2012 is also an election year for Venezuela and the episode highlighted one of the major failings of the Hugo Chavez regime, his inability to get a grip on spiraling crime.

The Venezuelan attempt to place the blame on Colombian gangs sought to shift the blame while capitalizing on the success of the commando operation that rescued Ramos unscathed. It, however, raises the question of why 90% of the kidnappings remain unsolved while in this high profile case police action provided immediate success. This will feed suspicion that the police themselves are involved in crime.

Florida Congressman Connie Mack, who is seeking the Republican nomination for the Senate, called upon Americans to cease travel to Venezuela and for businesses to cease their operations to protect the safety of their employees.

At the same time he attacked the Obama administration for a weak-kneed policy towards Venezuela.
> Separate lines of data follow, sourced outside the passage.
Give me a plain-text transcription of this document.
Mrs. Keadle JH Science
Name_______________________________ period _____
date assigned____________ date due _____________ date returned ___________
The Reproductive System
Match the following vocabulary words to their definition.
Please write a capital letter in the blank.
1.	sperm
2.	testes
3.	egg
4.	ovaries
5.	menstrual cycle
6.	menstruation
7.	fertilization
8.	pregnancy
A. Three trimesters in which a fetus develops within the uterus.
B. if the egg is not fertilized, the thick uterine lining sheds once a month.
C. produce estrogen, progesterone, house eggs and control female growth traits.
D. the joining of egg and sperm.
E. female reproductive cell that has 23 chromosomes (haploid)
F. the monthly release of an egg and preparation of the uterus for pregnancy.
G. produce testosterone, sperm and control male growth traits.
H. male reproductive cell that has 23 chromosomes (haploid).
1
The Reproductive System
Mack, chairman of the Congressional subcommittee for the Western Hemisphere, has tried to have the State Department label Venezuela a state sponsor of terrorism due to its support for Hizbullah and Iran.

While the Ramos kidnapping generated global headlines, the major factor in the Venezuelan situation is the state of Hugo Chavez's health.
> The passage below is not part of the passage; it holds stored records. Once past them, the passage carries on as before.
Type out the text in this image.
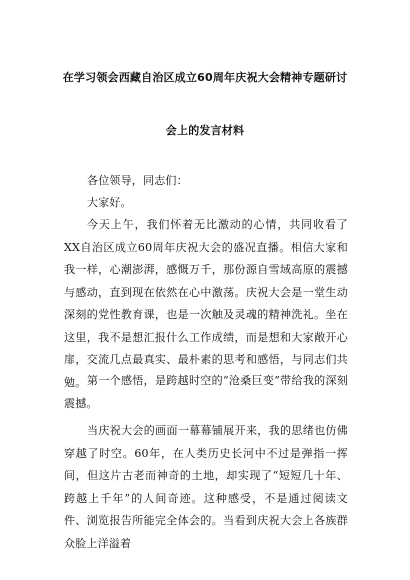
在学习领会西藏自治区成立60周年庆祝大会精神专题研讨
会上的发言材料
各位领导，同志们：
大家好。
今天上午，我们怀着无比激动的心情，共同收看了XX自治区成立60周年庆祝大会的盛况直播。相信大家和我一样，心潮澎湃，感慨万千，那份源自雪域高原的震撼与感动，直到现在依然在心中激荡。庆祝大会是一堂生动深刻的党性教育课，也是一次触及灵魂的精神洗礼。坐在这里，我不是想汇报什么工作成绩，而是想和大家敞开心扉，交流几点最真实、最朴素的思考和感悟，与同志们共勉。 第一个感悟，是跨越时空的“沧桑巨变”带给我的深刻震撼。
当庆祝大会的画面一幕幕铺展开来，我的思绪也仿佛穿越了时空。60年，在人类历史长河中不过是弹指一挥间，但这片古老而神奇的土地，却实现了“短短几十年、跨越上千年”的人间奇迹。这种感受，不是通过阅读文件、浏览报告所能完全体会的。当看到庆祝大会上各族群众脸上洋溢着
Roger Noriega, US ambassador to the Organization of American States under George W. Bush, published an article entitled "Hugo Chavez's Big Lie and Washington's Apathy".  In his article Noriega claims that Chavez will not make it to the October 12, 2012 elections because the cancer that has stricken him was spreading more rapidly than anticipated.

Chavez and his physicians have claimed that he has been totally cured of cancer following treatment in Cuba. He has been minimizing his chemotherapy treatments to avoid absenting himself from the job. Chavez's physicians have no other course but to follow the president's wishes although the  defective regimen is suicidal.

Noriega predicted that the Chavez supporters would have a problem when the big lie would be exposed upon Chavez' death. A Venezuelan doctor who made the same assessment to an opposition newspaper has fled the country with his family.